In fact, if you asked Ms. Korsmo for clarification as to what is meant by “illicit products and illegal, unlicensed, and untraceable sales and shipments from unknown locations to consumers.” she won’t point you to the “moonshiner” in the hills pumping out pure grain alcohol. Nor is she urging governors to prevent unlicensed individuals from setting up as illegal alcohol vendors. No. Ms. Korsmo is seeking to prevent the entirely safe practice of interstate alcohol shipments from licensed retailers; of consumers finding the products they want online and having them shipped to them via common carrier from outside the state where they reside.
For years, even decades, middleman wine wholesalers pleaded with states, lawmakers and courts to prevent consumers from buying wine directly from wineries and having it shipped to their homes, claiming it would destroy the carefully balanced alcohol distribution system, while not mentioning the fact that this now common practice only hurt the wholesalers’ bottom line. They lost that argument in the court of public opinion and in the courts of law. Now Ms. Korsmo and the wholesalers she represents are working to shut down wine shipments from out-of-state retailers by using the fearmongering and the current health crisis to advance the middlemen’s financial interests. It’s cringeworthy.
American wine wholesalers, who occupy a privileged place in the middle of the so-called “Three Tier System”, have never been known for making the principled argument for the maintenance of their privilege. But no one expected them to so blatantly use one of the most severe health crises in U.S. history to advance their protectionist, anti-consumer agenda of requiring wine drinkers to only have access to products wholesalers distribute in the state where consumers reside.
Ms. Korsmo ends her self-serving missive disguised as “advice” to America’s governors this way:
“WSWA is ready to offer more extensive guidance, if desired, regarding practices that will ensure market needs are met, jobs are secure, and black market / unlicensed liquor sales are not given an avenue to thrive.”
Every piece of “guidance” the WSWA has offered over the past 25 years when it comes to consumer rights and consumer access to products has called for fewer rights for consumers, less access to products by consumers, and trapping wine retailers in a middleman-controlled, analog world as everything around them migrates to a digital existence.

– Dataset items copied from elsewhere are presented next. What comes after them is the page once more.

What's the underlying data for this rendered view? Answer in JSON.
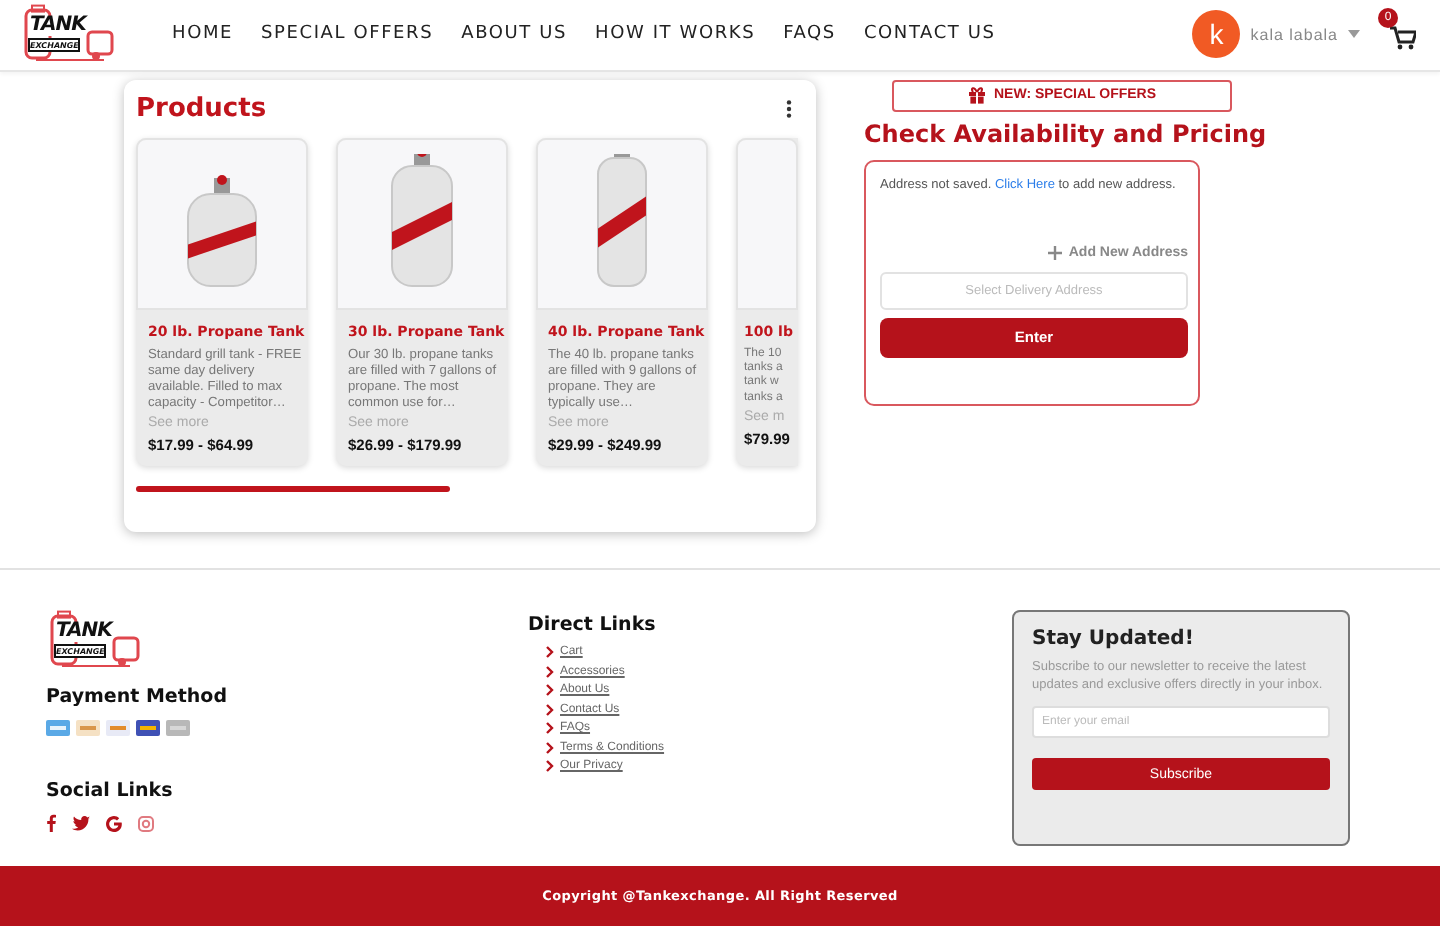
{
  "header": {
    "logo": {
      "top": "TANK",
      "bottom": "EXCHANGE"
    },
    "nav": [
      {
        "label": "HOME"
      },
      {
        "label": "SPECIAL OFFERS"
      },
      {
        "label": "ABOUT US"
      },
      {
        "label": "HOW IT WORKS"
      },
      {
        "label": "FAQS"
      },
      {
        "label": "CONTACT US"
      }
    ],
    "user": {
      "initial": "k",
      "name": "kala labala"
    },
    "cart": {
      "count": "0"
    }
  },
  "products": {
    "title": "Products",
    "items": [
      {
        "title": "20 lb. Propane Tank",
        "description": "Standard grill tank - FREE same day delivery available. Filled to max capacity - Competitor…",
        "more": "See more",
        "price": "$17.99 - $64.99",
        "kind": "full"
      },
      {
        "title": "30 lb. Propane Tank",
        "description": "Our 30 lb. propane tanks are filled with 7 gallons of propane. The most common use for…",
        "more": "See more",
        "price": "$26.99 - $179.99",
        "kind": "full"
      },
      {
        "title": "40 lb. Propane Tank",
        "description": "The 40 lb. propane tanks are filled with 9 gallons of propane. They are typically use…",
        "more": "See more",
        "price": "$29.99 - $249.99",
        "kind": "full"
      },
      {
        "title": "100 lb",
        "description": "The 10 tanks a tank w tanks a",
        "more": "See m",
        "price": "$79.99",
        "kind": "partial"
      }
    ]
  },
  "availability": {
    "offer_button": "NEW: SPECIAL OFFERS",
    "title": "Check Availability and Pricing",
    "notice": {
      "before": "Address not saved.",
      "link": "Click Here",
      "after": "to add new address."
    },
    "add_address": "Add New Address",
    "select_placeholder": "Select Delivery Address",
    "enter_button": "Enter"
  },
  "footer": {
    "logo": {
      "top": "TANK",
      "bottom": "EXCHANGE"
    },
    "payment_title": "Payment Method",
    "social_title": "Social Links",
    "links_title": "Direct Links",
    "links": [
      {
        "label": "Cart"
      },
      {
        "label": "Accessories"
      },
      {
        "label": "About Us"
      },
      {
        "label": "Contact Us"
      },
      {
        "label": "FAQs"
      },
      {
        "label": "Terms & Conditions"
      },
      {
        "label": "Our Privacy"
      }
    ],
    "newsletter": {
      "title": "Stay Updated!",
      "text": "Subscribe to our newsletter to receive the latest updates and exclusive offers directly in your inbox.",
      "placeholder": "Enter your email",
      "button": "Subscribe"
    },
    "copyright": "Copyright @Tankexchange. All Right Reserved"
  }
}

There is no “black market” for wine in the United States and there has not been for over 80 years. There is no current or coming tsunami of unlicensed liquor sales occurring in the United States. The emergence of the COVID-19 Virus and the contraction of social interaction will not provide these non-existent things an “avenue to thrive”.

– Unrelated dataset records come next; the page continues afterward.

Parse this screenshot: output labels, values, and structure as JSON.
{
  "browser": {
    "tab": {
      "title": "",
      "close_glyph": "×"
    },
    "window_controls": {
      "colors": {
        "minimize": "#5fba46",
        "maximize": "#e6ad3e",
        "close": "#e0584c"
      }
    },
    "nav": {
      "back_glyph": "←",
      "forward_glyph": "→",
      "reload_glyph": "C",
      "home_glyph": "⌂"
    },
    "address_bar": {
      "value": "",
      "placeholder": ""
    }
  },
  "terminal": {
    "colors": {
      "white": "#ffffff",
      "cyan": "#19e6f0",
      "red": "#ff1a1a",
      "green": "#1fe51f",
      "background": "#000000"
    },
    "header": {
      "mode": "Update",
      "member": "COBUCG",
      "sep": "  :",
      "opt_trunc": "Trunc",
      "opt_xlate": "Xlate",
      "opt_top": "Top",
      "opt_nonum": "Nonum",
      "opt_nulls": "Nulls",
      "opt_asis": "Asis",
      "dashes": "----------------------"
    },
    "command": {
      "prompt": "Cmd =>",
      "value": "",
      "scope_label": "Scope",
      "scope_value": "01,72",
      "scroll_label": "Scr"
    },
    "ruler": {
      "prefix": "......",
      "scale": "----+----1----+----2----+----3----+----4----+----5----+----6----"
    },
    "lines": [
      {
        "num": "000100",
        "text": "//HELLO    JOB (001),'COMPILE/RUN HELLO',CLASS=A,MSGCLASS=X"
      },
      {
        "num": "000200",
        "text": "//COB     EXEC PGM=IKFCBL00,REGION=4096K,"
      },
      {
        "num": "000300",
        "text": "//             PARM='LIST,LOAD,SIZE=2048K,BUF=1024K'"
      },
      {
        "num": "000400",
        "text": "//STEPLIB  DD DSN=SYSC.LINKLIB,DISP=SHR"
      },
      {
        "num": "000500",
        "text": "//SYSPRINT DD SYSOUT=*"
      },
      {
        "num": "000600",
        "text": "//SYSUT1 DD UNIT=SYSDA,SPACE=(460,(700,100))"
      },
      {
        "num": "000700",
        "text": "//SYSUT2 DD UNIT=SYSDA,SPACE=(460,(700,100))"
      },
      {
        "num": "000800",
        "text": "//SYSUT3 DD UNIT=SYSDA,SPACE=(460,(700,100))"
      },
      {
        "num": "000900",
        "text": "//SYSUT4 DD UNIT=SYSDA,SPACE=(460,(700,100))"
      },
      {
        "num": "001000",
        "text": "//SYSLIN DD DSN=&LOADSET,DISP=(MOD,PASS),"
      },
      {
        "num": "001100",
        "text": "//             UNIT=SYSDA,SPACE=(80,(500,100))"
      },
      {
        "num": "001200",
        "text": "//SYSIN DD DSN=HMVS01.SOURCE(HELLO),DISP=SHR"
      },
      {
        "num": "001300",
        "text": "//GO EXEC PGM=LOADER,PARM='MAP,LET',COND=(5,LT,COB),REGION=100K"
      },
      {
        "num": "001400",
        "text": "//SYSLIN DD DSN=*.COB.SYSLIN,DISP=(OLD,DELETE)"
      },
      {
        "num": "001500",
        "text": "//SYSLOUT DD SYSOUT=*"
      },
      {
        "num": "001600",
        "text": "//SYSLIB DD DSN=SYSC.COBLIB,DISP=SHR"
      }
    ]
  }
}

The wine and spirit wholesalers in America along with Ms. Korsmo should call for policy changes that will benefit real people and real businesses, rather than fearmongering in order to pad their bottom line and protect them from having to compete in a modern economy.
Today, every single state in the Union ought to be enabling consumers and help them to stay safe by passing legislation to allow the receipt of wine shipments from both in-state and out-of-state wine retailers and wineries in a well-regulated way. Every state should allow curbside pickup. Such policies should be obvious to anyone who is concerned not with the protection from competition that wine wholesalers demand, but rather with the health of the American economy and American consumer.
The National Association of Wine Retailers is urging American wine and spirit wholesalers and their representatives to muster the strength to not use the current crisis to pad their bottom line at the expense of health, safety, and American consumers.